4. Seorang hakim harus memperhatikan dan meneliti setiap kasus. Keputusan yang tergesa-gesa bisa mengakibatkan kekeliruan. Jika ini terjadi berarti ia telah menghilangkan hak seseorang dan memberikannya kepada orang yang tidak berhak mendapatkannya.
5. Tidak segan dengan salah seorang yang bersengketa, melainkan tetap harus bersikap adil. Karena itu, seorang hakim harus mendudukkan seorang hamba maupun seorang merdeka, pimpinan maupun bawahan, dan yang lainnnya dalam posisi yang sama.

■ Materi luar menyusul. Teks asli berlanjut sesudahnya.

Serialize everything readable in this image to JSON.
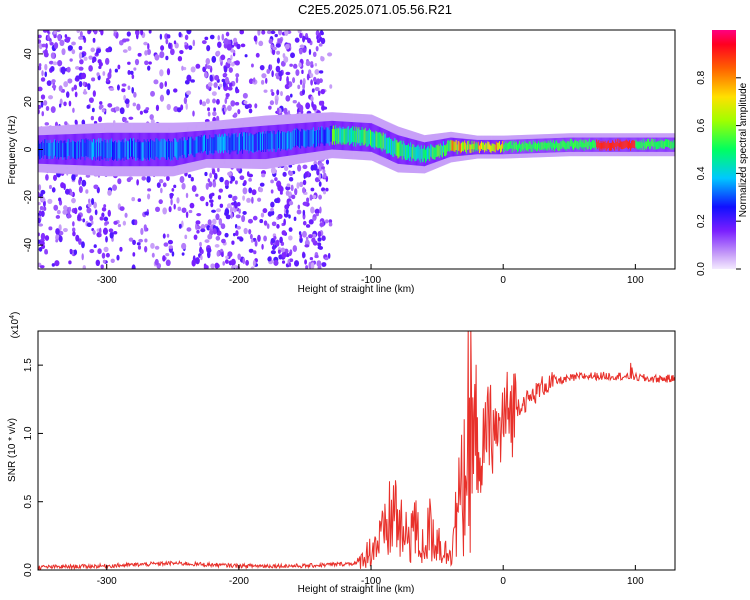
{
  "title": "C2E5.2025.071.05.56.R21",
  "colorbar": {
    "label": "Normalized spectral amplitude",
    "ticks": [
      "0.0",
      "0.2",
      "0.4",
      "0.6",
      "0.8"
    ]
  },
  "chart_data": [
    {
      "type": "heatmap",
      "xlabel": "Height of straight line (km)",
      "ylabel": "Frequency (Hz)",
      "xlim": [
        -352,
        130
      ],
      "ylim": [
        -50,
        50
      ],
      "xticks": [
        -300,
        -200,
        -100,
        0,
        100
      ],
      "yticks": [
        -40,
        -20,
        0,
        20,
        40
      ],
      "colorscale": "rainbow (purple=0, blue, cyan, green, yellow, red=1)",
      "zlim": [
        0,
        1
      ],
      "trace": [
        {
          "x": -350,
          "y": 0,
          "width": 6
        },
        {
          "x": -300,
          "y": 0,
          "width": 7
        },
        {
          "x": -250,
          "y": 0,
          "width": 7
        },
        {
          "x": -225,
          "y": 2,
          "width": 6
        },
        {
          "x": -180,
          "y": 3,
          "width": 7
        },
        {
          "x": -130,
          "y": 6,
          "width": 6
        },
        {
          "x": -100,
          "y": 5,
          "width": 6
        },
        {
          "x": -80,
          "y": 0,
          "width": 6
        },
        {
          "x": -60,
          "y": -2,
          "width": 5
        },
        {
          "x": -40,
          "y": 1,
          "width": 4
        },
        {
          "x": -20,
          "y": 1,
          "width": 3
        },
        {
          "x": 0,
          "y": 1,
          "width": 3
        },
        {
          "x": 50,
          "y": 2,
          "width": 3
        },
        {
          "x": 90,
          "y": 2,
          "width": 3
        },
        {
          "x": 130,
          "y": 2,
          "width": 3
        }
      ]
    },
    {
      "type": "line",
      "xlabel": "Height of straight line (km)",
      "ylabel": "SNR (10 * v/v)",
      "yscale_note": "(x10",
      "yscale_exp": "4",
      "xlim": [
        -352,
        130
      ],
      "ylim": [
        0,
        1.75
      ],
      "xticks": [
        -300,
        -200,
        -100,
        0,
        100
      ],
      "yticks": [
        "0.0",
        "0.5",
        "1.0",
        "1.5"
      ],
      "color": "#e8302a",
      "series": [
        {
          "x": [
            -352,
            -300,
            -250,
            -200,
            -150,
            -110,
            -100,
            -90,
            -82,
            -75,
            -68,
            -62,
            -55,
            -48,
            -42,
            -36,
            -30,
            -25,
            -22,
            -18,
            -15,
            -12,
            -8,
            -4,
            0,
            10,
            20,
            30,
            40,
            60,
            80,
            95,
            110,
            130
          ],
          "y": [
            0.02,
            0.03,
            0.05,
            0.03,
            0.03,
            0.05,
            0.15,
            0.25,
            0.45,
            0.2,
            0.35,
            0.15,
            0.3,
            0.2,
            0.1,
            0.35,
            0.6,
            1.1,
            0.8,
            0.9,
            0.85,
            1.0,
            1.05,
            0.95,
            1.1,
            1.2,
            1.25,
            1.35,
            1.38,
            1.42,
            1.42,
            1.42,
            1.4,
            1.4
          ]
        }
      ]
    }
  ]
}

6. Tidak memberikan keputusan sebelum mendengar laporan dari kedua belah pihak. Sebuah keputusan yang hanya berdasar pada satu pihak merupakan tindak kejahatan dalam pengadilan. Rasulullah Shallallahu ‘alaihi wa sallam bersabda, ”Jika ada dua orang mengajukan suatu perkara kepadamu maka janganlah engkau memutuskan hukum kepada orang pertama hingga engkau mendengar perkataan orang kedua, niscaya engkau akan mengetahui bagaimana engkau memutuskan hukum.” (Riwayat Tirmidzi)
Demikianlah beberapa syarat dan adab-adab hakim. Semoga kita bisa mengambil pelajaran darinya.